The kind of historical through-line posited by earlier generations of scholars in the nineteenth and earlier twentieth centuries, where the late ancient or medieval world might be seen as importantly shaping the modern, has a curious relationship to the barbarian kingdoms (Anglo-Saxon England emphatically included) that rose in the wake of the collapse of the Western Roman Empire. The histories of these kingdoms have often been told, in keeping with ideas inherited from classical ethnography, as the histories of wandering peoples. In this older interpretative model, historians are called on to trace the long and subsequent histories of those named groups of post-Roman barbarians, groups whose names have persisted as the etymological root of many modern nations, from the earliest middle ages to the present. This, as it turns out, was an intellectually bankrupt project from the start.

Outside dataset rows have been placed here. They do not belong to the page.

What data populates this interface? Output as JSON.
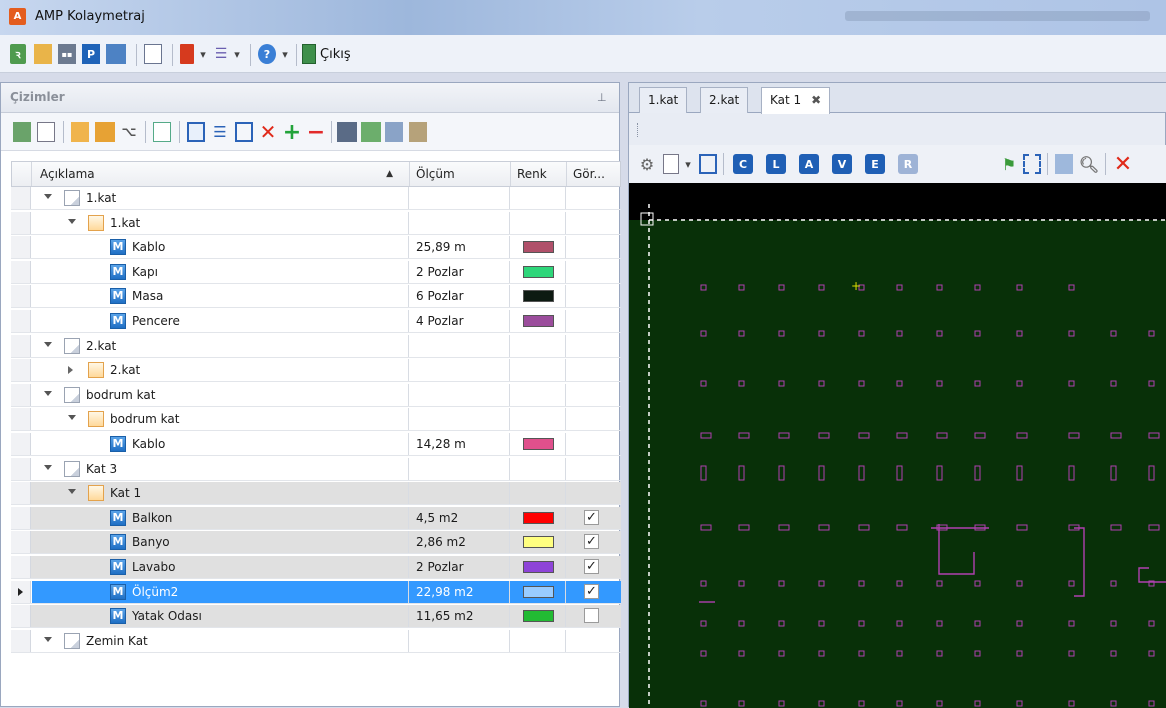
{
  "window": {
    "title": "AMP Kolaymetraj",
    "app_icon": "amp-logo-icon"
  },
  "main_toolbar": {
    "exit_label": "Çıkış",
    "buttons": [
      "refresh-icon",
      "open-icon",
      "grid-icon",
      "p-icon",
      "tiles-icon",
      "window-icon",
      "book-icon",
      "list-dropdown-icon",
      "help-icon",
      "exit-door-icon"
    ]
  },
  "left_pane": {
    "title": "Çizimler",
    "pin_icon": "pin-icon",
    "toolbar_icons": [
      "import-icon",
      "edit-icon",
      "add-folder-icon",
      "open-folder-icon",
      "tree-icon",
      "refresh-page-icon",
      "panel-icon",
      "list-icon",
      "window-icon",
      "delete-icon",
      "add-icon",
      "remove-icon",
      "print-icon",
      "clear-icon",
      "copy-icon",
      "paste-icon"
    ],
    "columns": {
      "aciklama": "Açıklama",
      "olcum": "Ölçüm",
      "renk": "Renk",
      "gor": "Gör..."
    },
    "rows": [
      {
        "indent": 0,
        "kind": "doc",
        "toggle": "open",
        "label": "1.kat",
        "value": "",
        "color": "",
        "check": "",
        "style": ""
      },
      {
        "indent": 1,
        "kind": "fold",
        "toggle": "open",
        "label": "1.kat",
        "value": "",
        "color": "",
        "check": "",
        "style": ""
      },
      {
        "indent": 2,
        "kind": "m",
        "toggle": "",
        "label": "Kablo",
        "value": "25,89 m",
        "color": "#b0506a",
        "check": "",
        "style": ""
      },
      {
        "indent": 2,
        "kind": "m",
        "toggle": "",
        "label": "Kapı",
        "value": "2 Pozlar",
        "color": "#2ed67a",
        "check": "",
        "style": ""
      },
      {
        "indent": 2,
        "kind": "m",
        "toggle": "",
        "label": "Masa",
        "value": "6 Pozlar",
        "color": "#0d1a12",
        "check": "",
        "style": ""
      },
      {
        "indent": 2,
        "kind": "m",
        "toggle": "",
        "label": "Pencere",
        "value": "4 Pozlar",
        "color": "#9b4d9c",
        "check": "",
        "style": ""
      },
      {
        "indent": 0,
        "kind": "doc",
        "toggle": "open",
        "label": "2.kat",
        "value": "",
        "color": "",
        "check": "",
        "style": ""
      },
      {
        "indent": 1,
        "kind": "fold",
        "toggle": "closed",
        "label": "2.kat",
        "value": "",
        "color": "",
        "check": "",
        "style": ""
      },
      {
        "indent": 0,
        "kind": "doc",
        "toggle": "open",
        "label": "bodrum kat",
        "value": "",
        "color": "",
        "check": "",
        "style": ""
      },
      {
        "indent": 1,
        "kind": "fold",
        "toggle": "open",
        "label": "bodrum kat",
        "value": "",
        "color": "",
        "check": "",
        "style": ""
      },
      {
        "indent": 2,
        "kind": "m",
        "toggle": "",
        "label": "Kablo",
        "value": "14,28 m",
        "color": "#e0508c",
        "check": "",
        "style": ""
      },
      {
        "indent": 0,
        "kind": "doc",
        "toggle": "open",
        "label": "Kat 3",
        "value": "",
        "color": "",
        "check": "",
        "style": ""
      },
      {
        "indent": 1,
        "kind": "fold",
        "toggle": "open",
        "label": "Kat 1",
        "value": "",
        "color": "",
        "check": "",
        "style": "gray"
      },
      {
        "indent": 2,
        "kind": "m",
        "toggle": "",
        "label": "Balkon",
        "value": "4,5 m2",
        "color": "#ff0000",
        "check": "✓",
        "style": "gray"
      },
      {
        "indent": 2,
        "kind": "m",
        "toggle": "",
        "label": "Banyo",
        "value": "2,86 m2",
        "color": "#ffff80",
        "check": "✓",
        "style": "gray"
      },
      {
        "indent": 2,
        "kind": "m",
        "toggle": "",
        "label": "Lavabo",
        "value": "2 Pozlar",
        "color": "#8e44d8",
        "check": "✓",
        "style": "gray"
      },
      {
        "indent": 2,
        "kind": "m",
        "toggle": "",
        "label": "Ölçüm2",
        "value": "22,98 m2",
        "color": "#99ccff",
        "check": "✓",
        "style": "sel"
      },
      {
        "indent": 2,
        "kind": "m",
        "toggle": "",
        "label": "Yatak Odası",
        "value": "11,65 m2",
        "color": "#22bb33",
        "check": " ",
        "style": "gray"
      },
      {
        "indent": 0,
        "kind": "doc",
        "toggle": "open",
        "label": "Zemin Kat",
        "value": "",
        "color": "",
        "check": "",
        "style": ""
      }
    ]
  },
  "right_pane": {
    "tabs": [
      {
        "label": "1.kat",
        "active": false
      },
      {
        "label": "2.kat",
        "active": false
      },
      {
        "label": "Kat 1",
        "active": true
      }
    ],
    "close_glyph": "✖",
    "toolbar_letters": [
      "C",
      "L",
      "A",
      "V",
      "E",
      "R"
    ],
    "toolbar_icons": [
      "layers-icon",
      "page-dropdown-icon",
      "window-icon",
      "flag-icon",
      "select-rect-icon",
      "image-icon",
      "zoom-icon",
      "delete-icon"
    ],
    "canvas_color": "#083008"
  }
}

As has been demonstrated many times in recent years, perhaps no better than by Patrick Geary in his Myth of Nations (2002), modern nationalism as an expression of a notional and age-old ethnic continuity is a fallacy. Contemporary Germans or Croats or any other “ethnically” defined people have no claim to any kind of consequential descent from their early medieval counterparts, no matter the persistence of these ethnic names. Geary and others have exposed how notions of ethnic groups as meaningfully stable across time, such an important part of the way nineteenth- and early twentieth-century historians told the story of medieval history, will not stand up to scrutiny. But this older notion of the eternal, essential nature of peoples played an important and damaging role in so many twentieth-century nationalist projects. Christopher Krebs has taught us how the fondness among nationalist historians in nineteenth-century Germany for Tacitus had more to do with a theory, advanced in his Germania, of the persistence of peoples over impossibly long historical periods than it did for his faint and inconsistent praise of this far-flung corner of the empire. And as attractive as this kind of mis-reading of Tacitus was in the nineteenth century, Krebs has shown how such readings of the ancient past and Tacitean notions of the autochthonous origins of the German people came into their own a little later in the hands of Nazi historians and theorists of “scientific” racism. Archaeology too was pressed into service in this moment of accelerating nationalism as crucial evidence for the long continuity of a pure German people right where Tacitus had said they had always lived.

In this way, a kind of bogus historiography of continuity, with all its terrible consequences, haunts the early middle ages. These racist and nationalist historiographies that sought to bind the present tightly together with the past, all in service of a most modern agenda, rightly inspire in modern writers only a desire to run the other way. Given the awful burden of this older kind of historical analysis, Nazis, militant nationalism, and all the rest, it seems hardly surprising that contemporary writers, when confronted with explaining what we are to make of something like the hoard, keep the past at healthy arm’s length and reach instead for comparative material in Middle Earth. Without an overtly religious narrative to tell about the hoard, and all the possibilities for inserting the past into the present that come with those, and with a narrative of political identity so roundly discredited elsewhere, there’s no place for the hoard to exist but in its own remote past. It is telling, then, when holding modern readings of the hoard up against the other texts under consideration in this forum, that while the hoard may be closer to us in time than most of them, in its popular reception and explanation the hoard retreats into a much more distant and isolated past. While the past might not always be a foreign country, the early middle ages seem destined ever to remain one.

Samuel Collins is an Associate Professor of History at George Mason University.